The UK Customer Satisfaction Index from the Institute of Customer Service (ICS) - which asked for feedback from 10,000 people on customer service levels across different companies, brands and sectors - gave the leisure sector a rating of 79.6 out of 100, down from c82 in January.
The slight decline was reflected in individual companies and brands that are included in the list of top 50 firms ranked according to customer satisfaction. The top performer in the eating and drinking out sector was Pret A Manger, which was included for the first time and had a ranking of 83.4, making it 12th in the list.
Toby Carvery moved up from 23rd to 17th place but its customer satisfaction score fell from 83.7 to 82.8. Greggs’ score declined from 84.8 to 82.5 as it moved from 14th to 21st.
There were also declines in score for Subway (82.4 to 81.4, 34th to joint 32nd place), Costa Coffee (82.1 to 80.9, 37th to joint 40th), PizzaExpress (81.8 to 80.6, 44nd to 47th) and Caffe Nero (83.9 to 80.5, 22nd to joint 48th)
Overall, the leisure sector was behind the automotive industry (79.7), tourism (79.8), food retail (80.9) and non-food retail (82.2).
Across all industries, the research found that consumers are less satisfied with their customer experience now than they were in January 2011. The overall satisfaction score was 76.3% this, a fall from 78.2% in 2013.
Only ten organisations in the top 50 improved on their performance since July 2013. John Lewis and Amazon came top of the survey of nearly 10,000 consumers
The study also found that the people most likely to be dissatisfied with levels of customer service are from younger age groups. “This suggests that customer expectations will continue to rise over time, and that organisations will need to adapt in order to maintain their customer focus,” said the ICS.
The majority of customers (60%) want a balance of price and service with at least threshold levels of customer service, in all sectors. One in four (24%) of customers indicated that they favour excellent service and would be prepared to pay a premium for it, whereas 15% are primarily motivated to seek the cheapest prices, even if this means compromising the quality of customer service.
Jo Causon, chief executive of the Institute of Customer Service, said: “There are a number of factors that could be influencing the downward trend in satisfaction. Customer expectations are rising and their needs are changing more quickly, with speed, convenience and being easy to do business with particularly important. In this environment, organisations must invest in customer insight and apply it with agility. They will also need continuously to review their customer service skills, capabilities and standards to ensure they are relevant to changing customer needs.

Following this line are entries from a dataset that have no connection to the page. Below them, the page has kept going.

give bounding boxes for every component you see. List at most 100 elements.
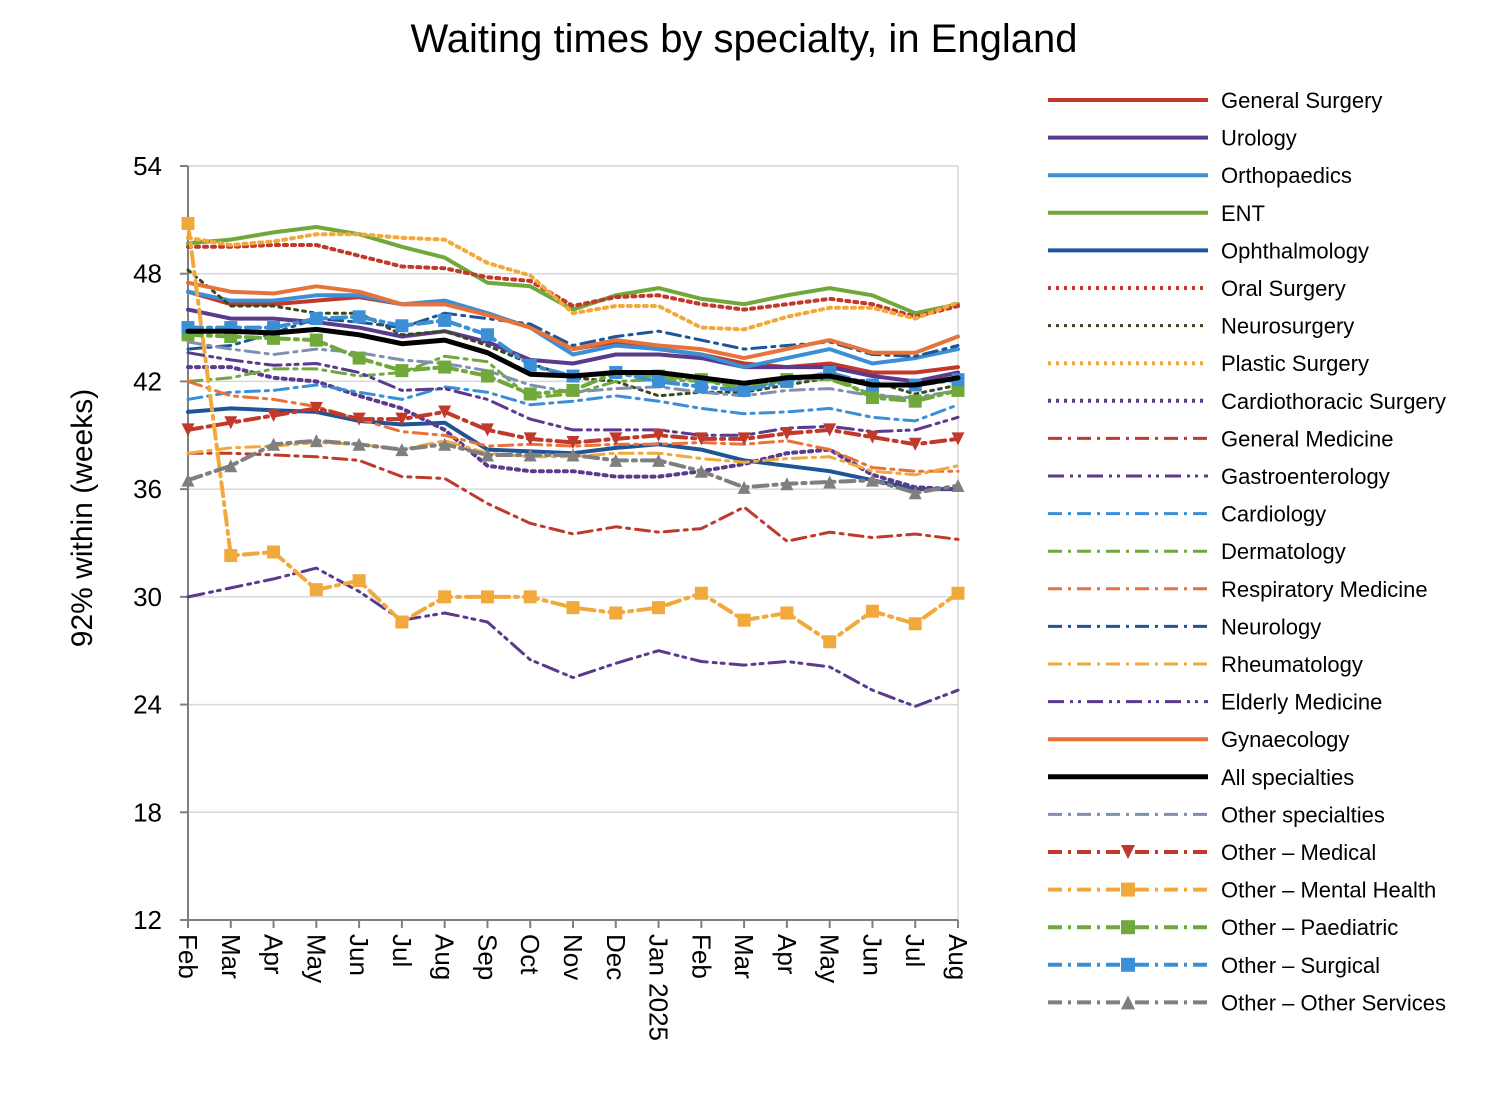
- data-marker: [694, 432, 708, 446]
- data-marker: [395, 319, 409, 333]
- legend-item: Other – Surgical: [1048, 953, 1380, 978]
- data-marker: [737, 432, 751, 446]
- data-marker: [951, 479, 965, 493]
- data-marker: [566, 435, 580, 449]
- data-marker: [823, 423, 837, 437]
- legend-label: Other – Medical: [1221, 840, 1376, 865]
- series-line: [186, 221, 960, 644]
- data-marker: [737, 383, 751, 397]
- legend-label: Neurology: [1221, 614, 1321, 639]
- data-marker: [438, 590, 452, 604]
- legend-label: Other – Paediatric: [1221, 915, 1398, 940]
- data-marker: [823, 475, 837, 489]
- legend-item: Other – Other Services: [1048, 990, 1446, 1015]
- legend-label: ENT: [1221, 201, 1265, 226]
- legend-item: Dermatology: [1048, 539, 1346, 564]
- legend-label: Elderly Medicine: [1221, 690, 1382, 715]
- data-marker: [523, 358, 537, 372]
- data-marker: [652, 428, 666, 442]
- data-marker: [694, 380, 708, 394]
- y-tick-label: 18: [133, 797, 162, 827]
- series-line: [186, 289, 960, 370]
- data-marker: [908, 617, 922, 631]
- data-marker: [780, 606, 794, 620]
- legend-label: Other specialties: [1221, 802, 1385, 827]
- data-marker: [395, 443, 409, 457]
- data-marker: [951, 383, 965, 397]
- y-tick-labels: 12 18 24 30 36 42 48 54: [133, 151, 162, 935]
- series-gastroenterology: [186, 566, 960, 708]
- x-tick-label: Dec: [601, 934, 631, 980]
- data-marker: [480, 328, 494, 342]
- series-line: [186, 383, 960, 423]
- legend-label: Cardiothoracic Surgery: [1221, 389, 1446, 414]
- data-marker: [181, 473, 195, 487]
- data-marker: [352, 310, 366, 324]
- data-marker: [352, 351, 366, 365]
- legend-label: All specialties: [1221, 765, 1354, 790]
- legend-item: Urology: [1048, 126, 1297, 151]
- data-marker: [224, 549, 238, 563]
- data-marker: [609, 432, 623, 446]
- series-all-specialties: [185, 326, 961, 388]
- series-cardiology: [186, 383, 960, 423]
- data-marker: [523, 448, 537, 462]
- data-marker: [267, 545, 281, 559]
- data-marker: [181, 216, 195, 230]
- data-marker: [865, 473, 879, 487]
- legend-item: General Surgery: [1048, 88, 1382, 113]
- legend-item: All specialties: [1048, 765, 1354, 790]
- y-tick-label: 54: [133, 151, 162, 181]
- data-marker: [395, 615, 409, 629]
- series-line: [186, 451, 960, 543]
- data-marker: [1121, 845, 1135, 859]
- x-tick-label: Apr: [772, 934, 802, 975]
- data-marker: [1121, 957, 1135, 972]
- legend-item: Plastic Surgery: [1048, 351, 1369, 376]
- legend-item: Orthopaedics: [1048, 163, 1352, 188]
- legend: General Surgery Urology Orthopaedics ENT Oph…: [1048, 88, 1446, 1015]
- legend-item: Neurosurgery: [1048, 314, 1354, 339]
- data-marker: [609, 606, 623, 620]
- legend-label: General Surgery: [1221, 88, 1382, 113]
- series-other-other-services: [181, 434, 965, 500]
- data-marker: [566, 448, 580, 462]
- data-marker: [652, 374, 666, 388]
- x-tick-label: Nov: [558, 934, 588, 980]
- data-marker: [737, 480, 751, 494]
- data-marker: [780, 426, 794, 440]
- legend-label: Plastic Surgery: [1221, 351, 1369, 376]
- data-marker: [224, 416, 238, 430]
- x-tick-label: Mar: [729, 934, 759, 979]
- legend-label: Gastroenterology: [1221, 464, 1390, 489]
- data-marker: [267, 437, 281, 451]
- legend-item: Gastroenterology: [1048, 464, 1390, 489]
- x-tick-label: Oct: [515, 934, 545, 975]
- data-marker: [352, 574, 366, 588]
- series-gynaecology: [186, 280, 960, 361]
- legend-item: Respiratory Medicine: [1048, 577, 1428, 602]
- data-marker: [352, 412, 366, 426]
- legend-item: Elderly Medicine: [1048, 690, 1382, 715]
- data-marker: [309, 401, 323, 415]
- y-tick-label: 12: [133, 905, 162, 935]
- y-tick-label: 42: [133, 366, 162, 396]
- data-marker: [865, 430, 879, 444]
- data-marker: [438, 360, 452, 374]
- data-marker: [309, 312, 323, 326]
- data-marker: [523, 590, 537, 604]
- data-marker: [480, 590, 494, 604]
- series-plastic-surgery: [186, 232, 960, 332]
- legend-item: Gynaecology: [1048, 727, 1349, 752]
- legend-label: Other – Mental Health: [1221, 878, 1436, 903]
- data-marker: [395, 364, 409, 378]
- series-line: [186, 243, 960, 319]
- series-line: [186, 232, 960, 332]
- legend-label: Ophthalmology: [1221, 238, 1369, 263]
- data-marker: [780, 477, 794, 491]
- y-tick-label: 36: [133, 474, 162, 504]
- y-tick-label: 48: [133, 259, 162, 289]
- legend-label: Rheumatology: [1221, 652, 1363, 677]
- x-tick-label: May: [815, 934, 845, 983]
- data-marker: [908, 394, 922, 408]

“The UK is now a genuine relationship economy, where an organisation’s long-term success is determined by the quality of interactions between customers, suppliers, partners and organisations. The evidence in UKCSI shows a clear correlation between high levels of customer satisfaction and increased trust, loyalty, recommendation and sales growth, something that can be demonstrated clearly in the retail food sector.
“Organisations that deliver sustained, long-term success are those with a strategic leadership commitment to customer service across the whole customer experience. As the economy moves into growth, there is a temptation to prioritise a short-term boost in customer numbers; but the evidence from UKCSI demonstrates that only a consistent focus on the customer experience will enable organisations to adapt to changing customer expectations and achieve sustainable success.”
The score for each organisation is the average of all its customers’ satisfaction scores, and the scores for each sector are an average of all responses.